Ainsi, selon Michael Cisco, si les récits d’imaginaire qui ne relèvent pas de la Weird Fiction cherchent à clarifier et à rendre explicites les mécanismes du surnaturel à travers divers outils didactiques leur permettant de donner une information, puis de la faire passer par un circuit de redondance pour que le lecteur l’intègre pleinement, les récits Weird dérogent à cette volonté didactique claire, et par extension à l’intelligibilité pleine, et ce de manière plus ou moins radicale. Le lecteur de Weird Fiction, qui ne peut donc pas recevoir la totalité des informations de la part des textes, doit alors d’une part faire un effort pour en reconstituer ou en comprendre le sens, et accepter les zones d’ombre d’autre part.
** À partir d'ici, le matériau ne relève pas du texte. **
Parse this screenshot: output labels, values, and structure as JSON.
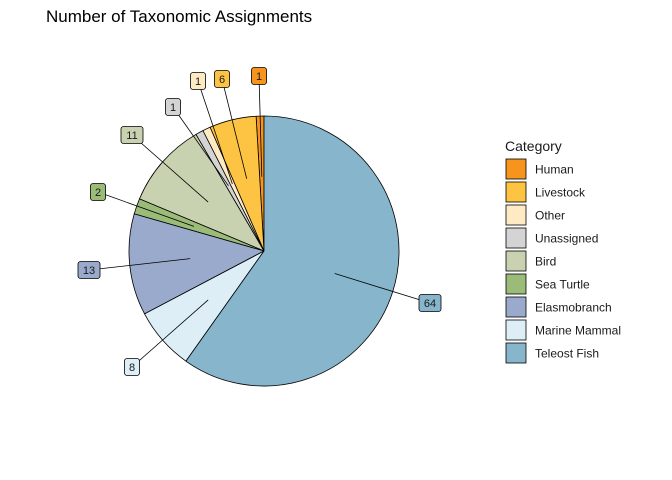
{
  "chart_data": {
    "type": "pie",
    "title": "Number of Taxonomic Assignments",
    "legend_title": "Category",
    "legend_position": "right",
    "slices": [
      {
        "label": "Human",
        "value": 1,
        "color": "#F7941D"
      },
      {
        "label": "Livestock",
        "value": 6,
        "color": "#FDC443"
      },
      {
        "label": "Other",
        "value": 1,
        "color": "#FEEBC3"
      },
      {
        "label": "Unassigned",
        "value": 1,
        "color": "#D4D4D4"
      },
      {
        "label": "Bird",
        "value": 11,
        "color": "#C8D2B0"
      },
      {
        "label": "Sea Turtle",
        "value": 2,
        "color": "#9BBB78"
      },
      {
        "label": "Elasmobranch",
        "value": 13,
        "color": "#99AACC"
      },
      {
        "label": "Marine Mammal",
        "value": 8,
        "color": "#DDEEF7"
      },
      {
        "label": "Teleost Fish",
        "value": 64,
        "color": "#87B5CC"
      }
    ]
  }
}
Dans le cas précis du Tyran, vous n’aurez pas toutes les informations, ou alors elles ne seront pas complètement claires. Acceptez-le. De la même manière que le magistral La Cité des Saints et des Fous de Jeff VanderMer, Le Tyran vous donnera du fil à retordre. Mais il en vaut la peine, parce qu’il explore les limites de la vie, de la mort et du réel, à travers son personnage éponyme.

Weird Fiction, par-delà la mort, par-delà l’amour ?


Le roman nous fait suivre le personnage d’Ella, une jeune fille handicapée et paralysée à cause de la polio, dans un monde proche du nôtre, puisqu’il mentionne le métro, le train, des « téléviseurs » et même des « ordinateurs » (d’un genre particulier et insectoïde, oui oui). Ella est engagée par le docteur Belhoria pour ses capacités de génie en biologie, et notamment dans la manipulation de l’ectoplasme, une substance qui relie le monde des vivants à celui des morts.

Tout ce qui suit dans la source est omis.